The experimental part mainly includes the following aspects ：

Dataset name	Number of images	train	valid	test
EndoScene	912	548	182	182
Kvasir-SEG	1000	600	200	200
PICCOLO	3433	2203	897	333

equipment	Learning rate	epoches	batchsize	memory size
NVIDIA RTX 2080Ti	1e-4	150	4	20(Kvasir) / 40(E & P)

Visualization results
Table comparison
From the visual and tabular data , We can see the validity of this model ！

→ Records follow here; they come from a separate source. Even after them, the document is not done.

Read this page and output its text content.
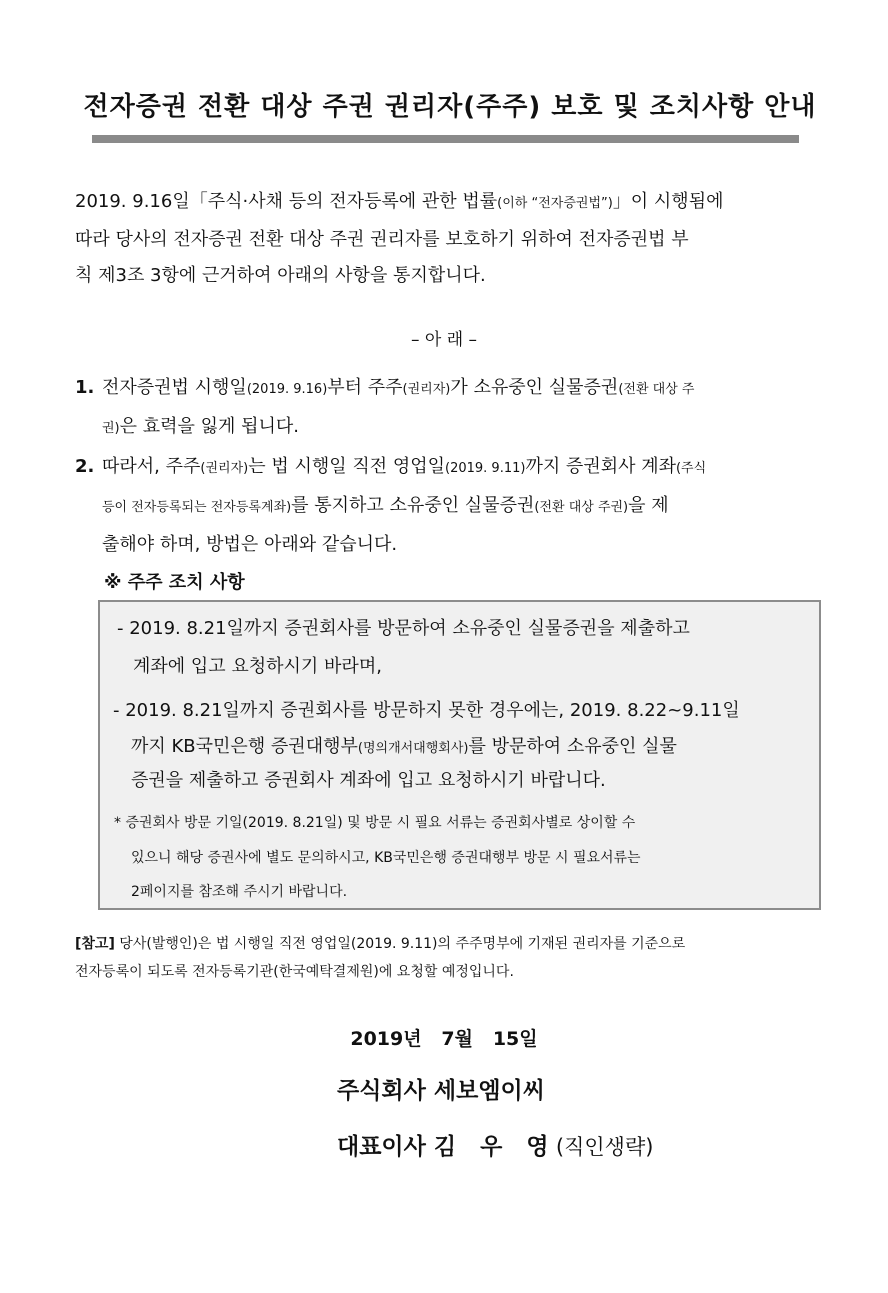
전자증권 전환 대상 주권 권리자(주주) 보호 및 조치사항 안내
2019. 9.16일「주식·사채 등의 전자등록에 관한 법률(이하 “전자증권법”)」이 시행됨에
따라 당사의 전자증권 전환 대상 주권 권리자를 보호하기 위하여 전자증권법 부
칙 제3조 3항에 근거하여 아래의 사항을 통지합니다.
– 아 래 –
1. 전자증권법 시행일(2019. 9.16)부터 주주(권리자)가 소유중인 실물증권(전환 대상 주
권)은 효력을 잃게 됩니다.
2. 따라서, 주주(권리자)는 법 시행일 직전 영업일(2019. 9.11)까지 증권회사 계좌(주식
등이 전자등록되는 전자등록계좌)를 통지하고 소유중인 실물증권(전환 대상 주권)을 제
출해야 하며, 방법은 아래와 같습니다.
※ 주주 조치 사항
- 2019. 8.21일까지 증권회사를 방문하여 소유중인 실물증권을 제출하고
계좌에 입고 요청하시기 바라며,
- 2019. 8.21일까지 증권회사를 방문하지 못한 경우에는, 2019. 8.22~9.11일
까지 KB국민은행 증권대행부(명의개서대행회사)를 방문하여 소유중인 실물
증권을 제출하고 증권회사 계좌에 입고 요청하시기 바랍니다.
* 증권회사 방문 기일(2019. 8.21일) 및 방문 시 필요 서류는 증권회사별로 상이할 수
있으니 해당 증권사에 별도 문의하시고, KB국민은행 증권대행부 방문 시 필요서류는
2페이지를 참조해 주시기 바랍니다.
[참고] 당사(발행인)은 법 시행일 직전 영업일(2019. 9.11)의 주주명부에 기재된 권리자를 기준으로
전자등록이 되도록 전자등록기관(한국예탁결제원)에 요청할 예정입니다.
2019년   7월   15일
주식회사 세보엠이씨
대표이사 김   우   영 (직인생략)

DRC Reasoning time , Size and effect

For these two classical models , Has a good improvement , The design of the model and the rationality of the internal and external context reasoning system are explained .

Discuss

The biggest highlight of this article should be the external memory Set up , For the architecture of the whole model , We should learn this kind of implicit classification thought and idea , So is the mechanism of the so-called external context module ！